When I joined the recruiting industry, the tech boom was in its heyday, and like most other companies, Microsoft’s recruiting philosophy – no matter if they were interviewing a college senior or a senior professional – was “hire on potential.” As a recruiter, I was trained to interview against qualities such as a candidate’s ability to learn new technologies or deal with ambiguous situations. As a hiring gatekeeper, it was my job to ensure that the interviewers during final rounds focused their evaluations on similar traits which would indicate a candidate’s ability to live up to their full potential. In fact, the “Your potential. Our passion” campaign that promoted the company’s mission (“to help people reach their potential”) originated from that corporate hiring philosophy. “Potential” and “hiring” were married concepts.
Microsoft was not alone. While the company prided itself on and promoted this philosophy the loudest, “hiring on potential” was the name of the technical recruiting game in those days.

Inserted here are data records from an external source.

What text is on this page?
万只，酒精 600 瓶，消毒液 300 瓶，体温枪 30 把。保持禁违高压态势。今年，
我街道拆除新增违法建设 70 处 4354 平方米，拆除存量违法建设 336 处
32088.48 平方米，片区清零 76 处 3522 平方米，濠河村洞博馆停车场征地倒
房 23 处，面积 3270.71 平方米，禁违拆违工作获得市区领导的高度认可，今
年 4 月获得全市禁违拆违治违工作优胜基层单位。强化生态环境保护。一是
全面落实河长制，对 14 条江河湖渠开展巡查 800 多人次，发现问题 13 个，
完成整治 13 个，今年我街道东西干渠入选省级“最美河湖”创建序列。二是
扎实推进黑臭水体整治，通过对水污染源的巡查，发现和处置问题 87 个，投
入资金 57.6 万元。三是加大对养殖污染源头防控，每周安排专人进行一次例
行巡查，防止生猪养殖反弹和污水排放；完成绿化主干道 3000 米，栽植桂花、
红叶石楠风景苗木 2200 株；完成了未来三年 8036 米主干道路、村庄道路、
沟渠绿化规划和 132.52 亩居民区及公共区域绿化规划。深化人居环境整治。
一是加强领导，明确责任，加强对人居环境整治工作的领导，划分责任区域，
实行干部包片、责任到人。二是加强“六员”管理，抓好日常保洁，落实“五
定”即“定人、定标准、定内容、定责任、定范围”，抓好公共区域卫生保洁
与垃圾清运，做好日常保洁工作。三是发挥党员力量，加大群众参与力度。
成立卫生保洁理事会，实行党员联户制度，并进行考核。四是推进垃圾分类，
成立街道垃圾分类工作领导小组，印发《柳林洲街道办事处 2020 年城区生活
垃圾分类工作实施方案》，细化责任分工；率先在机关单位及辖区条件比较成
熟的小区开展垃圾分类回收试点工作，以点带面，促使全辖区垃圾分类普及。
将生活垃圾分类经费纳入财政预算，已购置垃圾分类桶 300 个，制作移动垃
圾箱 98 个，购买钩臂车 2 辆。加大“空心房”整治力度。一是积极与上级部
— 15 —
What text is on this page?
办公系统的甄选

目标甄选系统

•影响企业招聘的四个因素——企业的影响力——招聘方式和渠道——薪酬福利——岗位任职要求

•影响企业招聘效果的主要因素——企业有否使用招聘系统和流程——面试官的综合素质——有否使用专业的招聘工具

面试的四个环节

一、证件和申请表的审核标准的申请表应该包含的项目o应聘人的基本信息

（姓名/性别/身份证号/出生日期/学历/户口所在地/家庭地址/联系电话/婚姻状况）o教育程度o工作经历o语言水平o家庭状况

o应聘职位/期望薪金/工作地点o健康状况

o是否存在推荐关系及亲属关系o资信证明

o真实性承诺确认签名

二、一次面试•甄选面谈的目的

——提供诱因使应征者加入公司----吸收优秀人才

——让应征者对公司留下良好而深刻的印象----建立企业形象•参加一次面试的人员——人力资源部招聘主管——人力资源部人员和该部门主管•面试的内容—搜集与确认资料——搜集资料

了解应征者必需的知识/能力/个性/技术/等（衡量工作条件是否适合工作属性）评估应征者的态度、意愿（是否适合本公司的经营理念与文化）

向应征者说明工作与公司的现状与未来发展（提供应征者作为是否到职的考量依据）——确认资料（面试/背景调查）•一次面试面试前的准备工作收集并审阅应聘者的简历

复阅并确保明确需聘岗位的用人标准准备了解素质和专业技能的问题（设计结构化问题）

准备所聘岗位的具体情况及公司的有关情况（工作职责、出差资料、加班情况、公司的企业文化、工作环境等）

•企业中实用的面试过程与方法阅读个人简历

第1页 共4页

And we all know the rest of the story. The bubble burst. Hiring became tight. Most companies couldn’t hire at all, and those who did couldn’t hire much. Or had been burned by poor hires with promises of so-called “potential.”
And what resulted you’ve heard me talk about again and again. Even though a lot of companies still talk about hiring on potential (and still incorporate this practice in their interview evaluations), many have already traveled very far down the path of hiring on past experience or previously developed skills. I'm all for a healthy balance, but why is this new way of hiring dangerous? It creates extremely narrow pools on both sides of the equation and further perpetuates the myth that software engineering is a sucky career with sucky prospects.
While software engineering is still a hot career, the talent a lot of employers seek is not always what’s available in the market. (Supply does not equal demand; expectations are too narrow; many companies competing for the same small pool of talent.) And the jobs a lot of engineers seek aren’t necessarily in their ability to land. (Again, supply does not equal demand; expectations may be too high; many engineers competing for the same small pool of “awesome” jobs.) Zoe and I call this space “the gap,” and it’s not nearly as cool as the store. And really, who wants to live in the gap?
I got to thinking about this idea of potential again because of this post by MiniMicrosoft in which he talks specifically about what Microsoft could do to get back to those days of hiring on potential … maybe in a safer way this time around. He says the industry is not in a “talent glut;” it’s in a “talent crisis,” and I totally agree. The landscape has changed, but the talent and jobs are still there. Whether you are an employer or jobseeker, you just have to think about it a bit different. It's not a Microsoft problem; it's an industry problem.
Anyway, back to the question I posed in the title …Do companies really still hire on potential? And if so, how is the “new potential” different from the “old potential”?